Star Trek universal translation device still far in the future
Nuance Communications's Turner tells Computing about the pros and cons of speech recognition for enterprises
Turner: "The challenge with Star Trek universal translators is achieving an accurate translation from one language to another."
Speech recognition has come a long way since the early days which saw users bark single word answers back at automated systems, often needing several attempts before they were recognised.
So Computing interviewed Ian Turner, general manager for speech and imaging business solutions provider Nuance, to see how the speech recognition market has developed.
Today's problems
Turner began by describing the major problems encountered by today's recognition systems."The main problem is not technology, but poorly designed user interfaces, these often confuse people, don't handle errors well and keep asking users to repeat themselves."
Other major problems according to Turner are excessive background noise and unexpected user behaviour, such as thinking out aloud, or holding a second conversation.
Where is it being used?
As the recognition engine's ability to process speech commands has increased, so have the business areas infiltrated by the technology.
Speech recognition is being used in a number of disparate areas, such as call centres, the healthcare industry, and the automative industry where it is being used in devices like satellite navigation systems.
Perhaps the biggest users of speech recognition technology are call centres, although level of use differs between countries.
For example, 25-30 per cent of US call centres deploy the technology, while the UK uses only five per cent.
Turner said: "I wonder when call-centre managers in the UK will finally realise that they can't keep adding more human call-centre agents? The US twigged about six years ago."

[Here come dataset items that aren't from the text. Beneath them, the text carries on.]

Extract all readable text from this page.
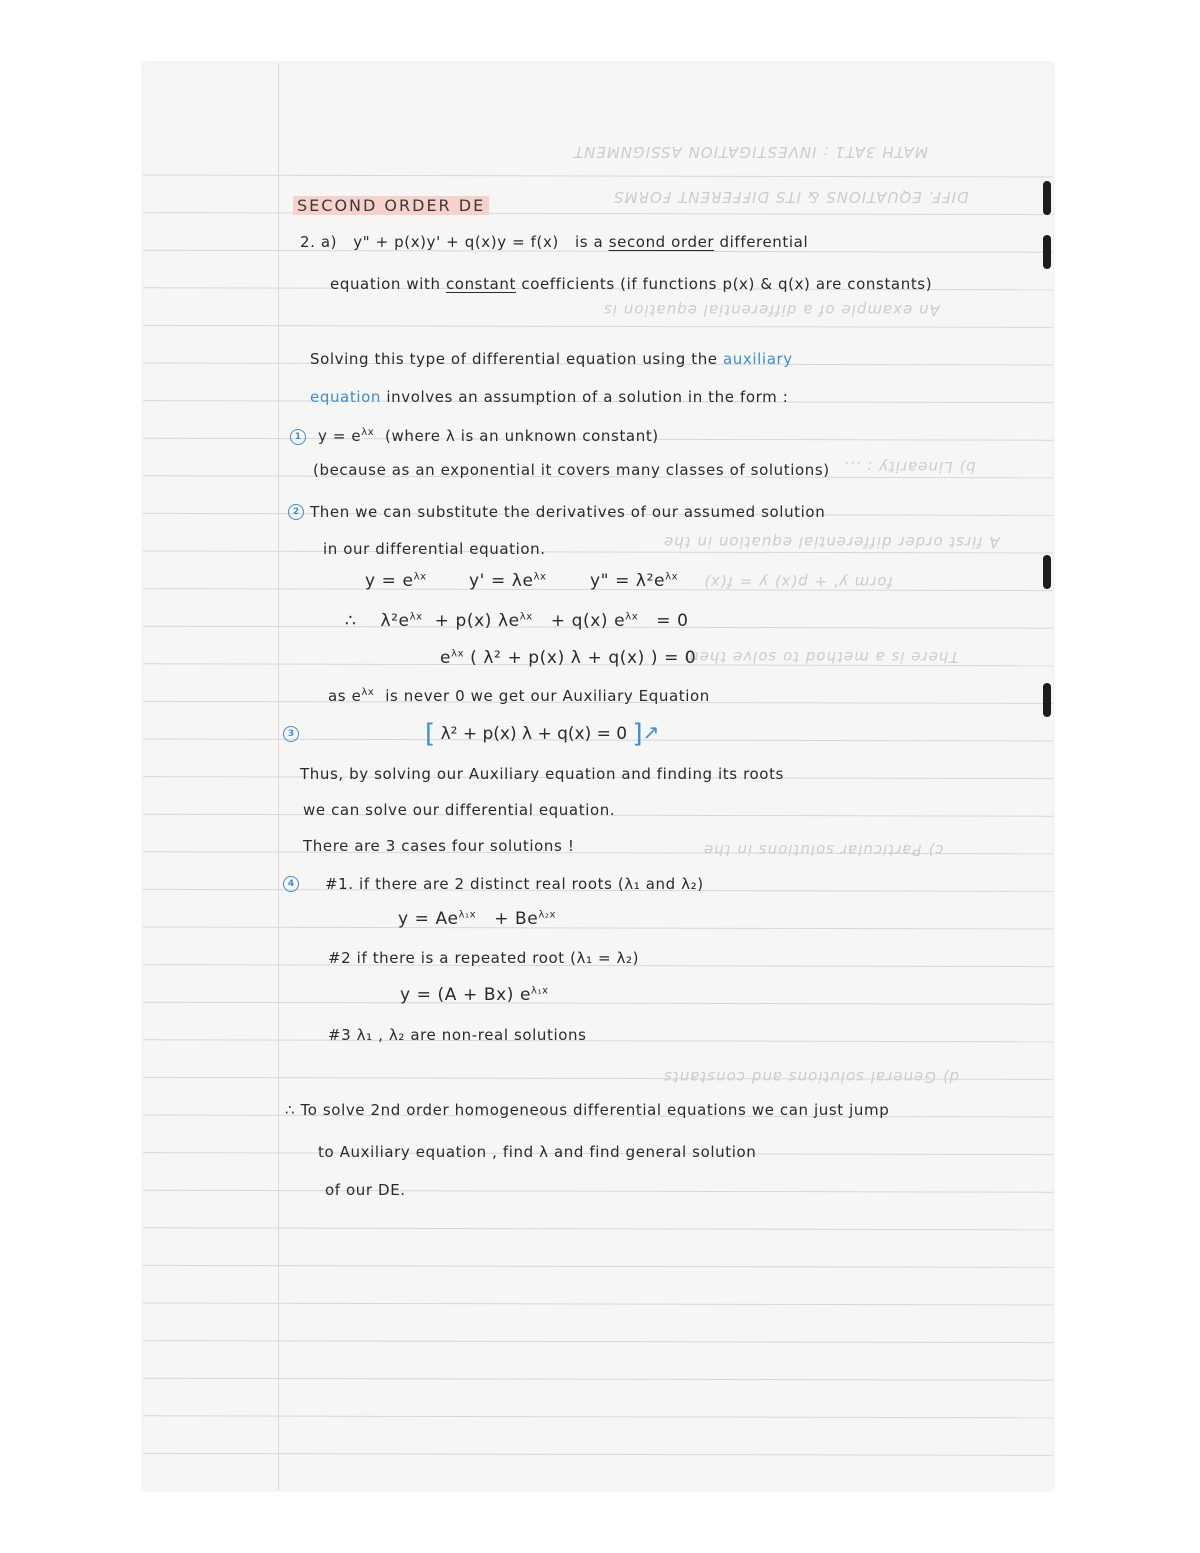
MATH 3AT1 : INVESTIGATION ASSIGNMENT
DIFF. EQUATIONS & ITS DIFFERENT FORMS
An example of a differential equation is
b) Linearity : ...
A first order differential equation in the
form y' + p(x) y = f(x)
There is a method to solve them
c) Particular solutions in the
d) General solutions and constants
SECOND ORDER DE
2. a) y" + p(x)y' + q(x)y = f(x) is a second order differential
equation with constant coefficients (if functions p(x) & q(x) are constants)
Solving this type of differential equation using the auxiliary
equation involves an assumption of a solution in the form :
1	$y = e^{\lambda x}$ (where λ is an unknown constant)
(because as an exponential it covers many classes of solutions)
2 Then we can substitute the derivatives of our assumed solution
in our differential equation.
$y = e^{\lambda x}$ $y' = \lambda e^{\lambda x}$	y" = $\lambda^2e^{\lambda x}$
∴ $\lambda^2e^{\lambda x} + p(x) \lambda e^{\lambda x} + q(x) e^{\lambda x} = 0$
$e^{\lambda x}$ ( λ² + p(x) λ + q(x) ) = 0
as $e^{\lambda x}$ is never 0 we get our Auxiliary Equation
3	[ λ² + p(x) λ + q(x) = 0 ]↗
Thus, by solving our Auxiliary equation and finding its roots
we can solve our differential equation.
There are 3 cases four solutions !
4	#1. if there are 2 distinct real roots (λ₁ and λ₂)
$y = Ae^{\lambda_1x} + Be^{\lambda_2x}$
#2 if there is a repeated root (λ₁ = λ₂)
y = (A + Bx) $e^{\lambda_1x}$
#3 λ₁ , λ₂ are non-real solutions
∴ To solve 2nd order homogeneous differential equations we can just jump
to Auxiliary equation , find λ and find general solution
of our DE.
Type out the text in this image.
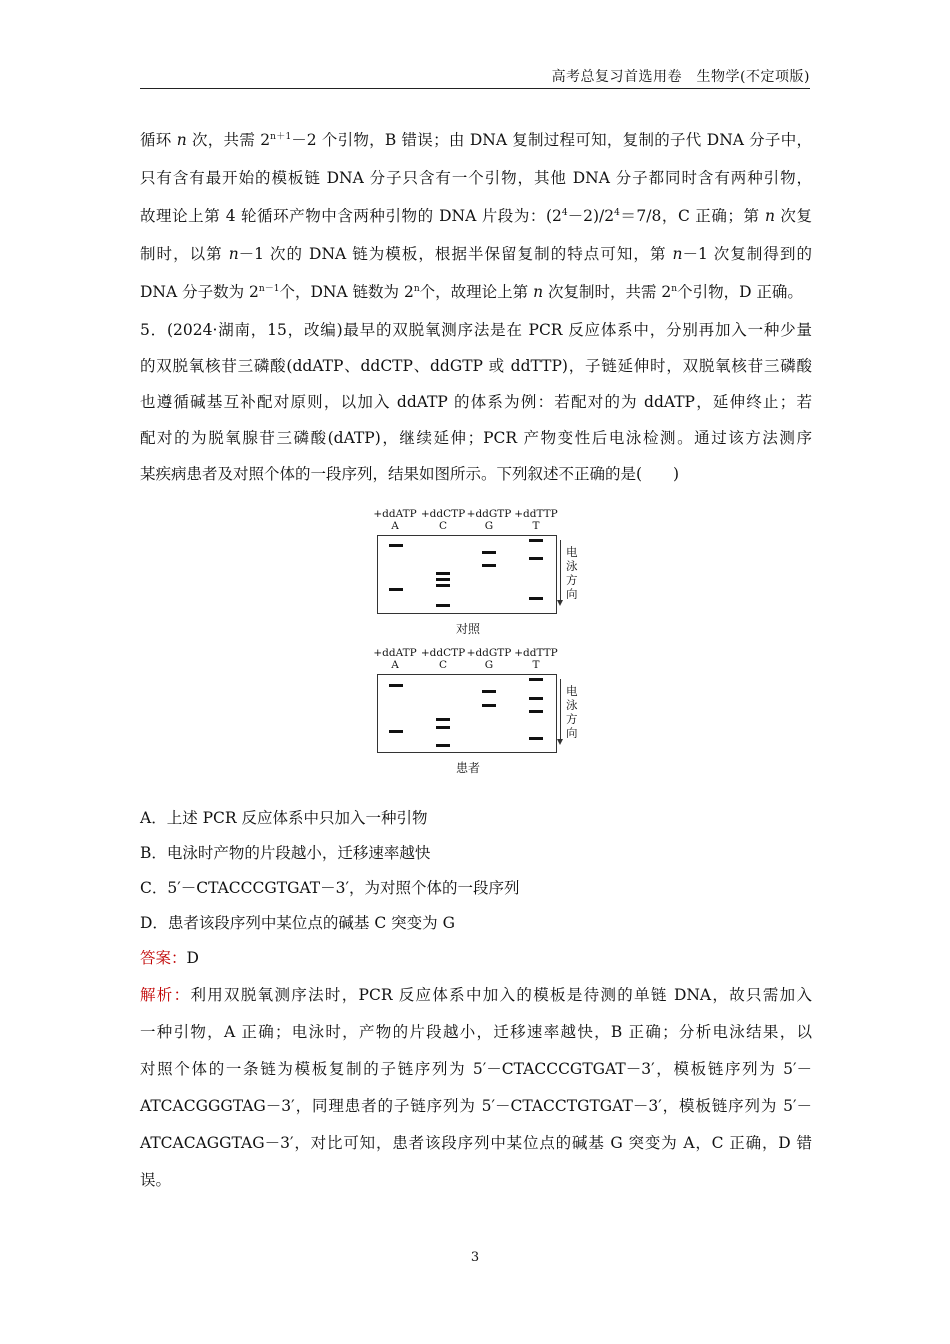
高考总复习首选用卷　生物学(不定项版)
循环 n 次，共需 $2^{n+1}-2$ 个引物，B 错误；由 DNA 复制过程可知，复制的子代 DNA 分子中，
只有含有最开始的模板链 DNA 分子只含有一个引物，其他 DNA 分子都同时含有两种引物，
故理论上第 4 轮循环产物中含两种引物的 DNA 片段为：$(2^4-2)/2^4=7/8$，C 正确；第 n 次复
制时，以第 n－1 次的 DNA 链为模板，根据半保留复制的特点可知，第 n－1 次复制得到的
DNA 分子数为 $2^{n-1}$个，DNA 链数为 2$^n$个，故理论上第 n 次复制时，共需 2$^n$个引物，D 正确。
5．(2024·湖南，15，改编)最早的双脱氧测序法是在 PCR 反应体系中，分别再加入一种少量
的双脱氧核苷三磷酸(ddATP、ddCTP、ddGTP 或 ddTTP)，子链延伸时，双脱氧核苷三磷酸
也遵循碱基互补配对原则，以加入 ddATP 的体系为例：若配对的为 ddATP，延伸终止；若
配对的为脱氧腺苷三磷酸(dATP)，继续延伸；PCR 产物变性后电泳检测。通过该方法测序
某疾病患者及对照个体的一段序列，结果如图所示。下列叙述不正确的是(　　)
+ddATP
A
+ddCTP
C
+ddGTP
G
+ddTTP
T
电
泳
方
向
对照
+ddATP
A
+ddCTP
C
+ddGTP
G
+ddTTP
T
电
泳
方
向
患者
A．上述 PCR 反应体系中只加入一种引物
B．电泳时产物的片段越小，迁移速率越快
C．5′－CTACCCGTGAT－3′，为对照个体的一段序列
D．患者该段序列中某位点的碱基 C 突变为 G
答案：D
解析：利用双脱氧测序法时，PCR 反应体系中加入的模板是待测的单链 DNA，故只需加入
一种引物，A 正确；电泳时，产物的片段越小，迁移速率越快，B 正确；分析电泳结果，以
对照个体的一条链为模板复制的子链序列为 5′－CTACCCGTGAT－3′，模板链序列为 5′－
ATCACGGGTAG－3′，同理患者的子链序列为 5′－CTACCTGTGAT－3′，模板链序列为 5′－
ATCACAGGTAG－3′，对比可知，患者该段序列中某位点的碱基 G 突变为 A，C 正确，D 错
误。
3
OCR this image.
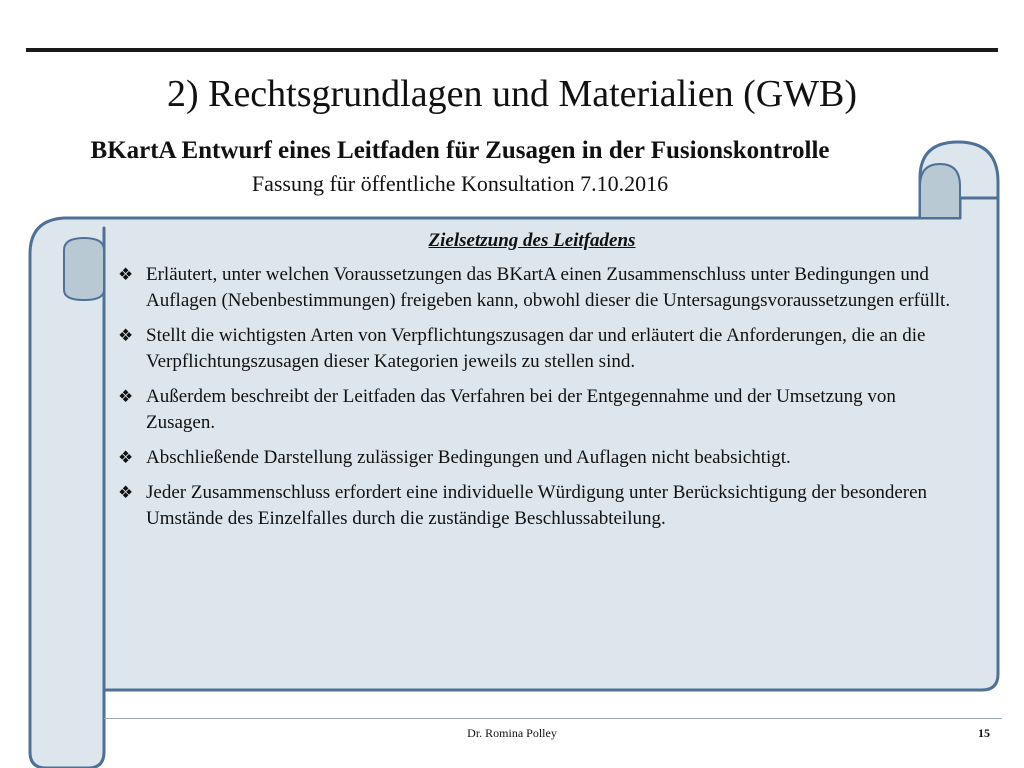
2) Rechtsgrundlagen und Materialien (GWB)
BKartA Entwurf eines Leitfaden für Zusagen in der Fusionskontrolle
Fassung für öffentliche Konsultation 7.10.2016
Zielsetzung des Leitfadens
❖ Erläutert, unter welchen Voraussetzungen das BKartA einen Zusammenschluss unter Bedingungen und Auflagen (Nebenbestimmungen) freigeben kann, obwohl dieser die Untersagungsvoraussetzungen erfüllt.
❖ Stellt die wichtigsten Arten von Verpflichtungszusagen dar und erläutert die Anforderungen, die an die Verpflichtungszusagen dieser Kategorien jeweils zu stellen sind.
❖ Außerdem beschreibt der Leitfaden das Verfahren bei der Entgegennahme und der Umsetzung von Zusagen.
❖ Abschließende Darstellung zulässiger Bedingungen und Auflagen nicht beabsichtigt.
❖ Jeder Zusammenschluss erfordert eine individuelle Würdigung unter Berücksichtigung der besonderen Umstände des Einzelfalles durch die zuständige Beschlussabteilung.
Dr. Romina Polley	15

He also said that the UK government is particularly reluctant to automate its centres.
"The government runs some of the UK's biggest call centres and it is obvio usly worried about the unemployment figures because it seem to be tackling this by hiring more [human] agents."
Conversely the private sector is waking up to the technology, but there are still challenges there.
"The people that run call centres are used to dealing with people – and 90 per cent of their time now is spent not doing this [as opposed to using technology]," said Turner.
"I used to run a 250-person call centre at Oracle a long time ago, and it was almost like being an agony aunt – I was constantly dealing with hiring, HR and people's performance-related problems."
The automotive industry is another area that has seen increased penetration of speech recognition. Turner said: "The good thing about cars is that you're in a controlled environment, so the accuracy tends to be pretty good, but you have to be aware of the massive safety issues of using in-car devices."
Nuance has contracts with almost every car maker in the US to deliver, speech and text-to-speech systems. "The two manufacturers we haven't got are Lotus and Porsche, although I'm not sure you'd be able to hear a damn thing in a Lotus!".
How has the technology developed?
Note to self systems: Nuance is probably best known for its Dragon Naturally Speaking system. This allows users to dictate notes into a digital voice recorder, then automatically transcribe the resulting sound files straight into text: "This is done at high nineties fidelity."
Turner said that the 'note to self' systems market is huge, and that Nuance were currently running a trial with the UK Police force using its Dragon Naturally Speaking system.
"Imagine being a police officer - they're out on the beat for a couple of days, sorting out 10 incidents a day. Then they have to spend a day and a half back in the office writing those incidents up. An incident occurring on Monday, and being written up on Thursday afternoon might really test an officer's power of recall."
The healthcare industry also uses Nuance systems. Doctors and radiologists use it as a 'note to self' system, which secretaries can then process with minimal effort and turn into a final polished document. " This means radiologists, gynaecologists and all the other 'ologists', get highly accurate reports very quickly," said Turner.
Semantic processing: "One of the technologies we're trialling in hospitals currently, besides standard speech-to-text, is semantic processing to create medical reports."
"This means it doesn't matter how complicated the description in the sound file, how the patient presented or what their health status was, the technology can put out a decent report, with minimal intervention from the user, " explained Turner.
This technology is being used in a lot of US hospitals as a Software-as-a-Service (SaaS) solution but the UK NHS wasn't keen on having its data located in the US.
The future of speech recognition
So where does Turner see speech recognition in five year's time?
"People will be dictating directly into mobile devices, rather than a dedicated voice recording device," he said.
"I also think most speech recognition in call centres will move into the cloud. Why would you build an infrastructure on-site when you can buy a service that routes your calls through an cloud-based interactive voice recognition system?"
Asked whether systems like Star Trek's universal translation device, which allows humans and aliens to understand each other, would be appearing any time soon, Turner said that the ability to recognise natural speech for dictating emails and documents exists today.
"The challenge for a universal translation device is really around achieving an accurate translation from one language to another, rather than recognising what was said in the original language," he concluded.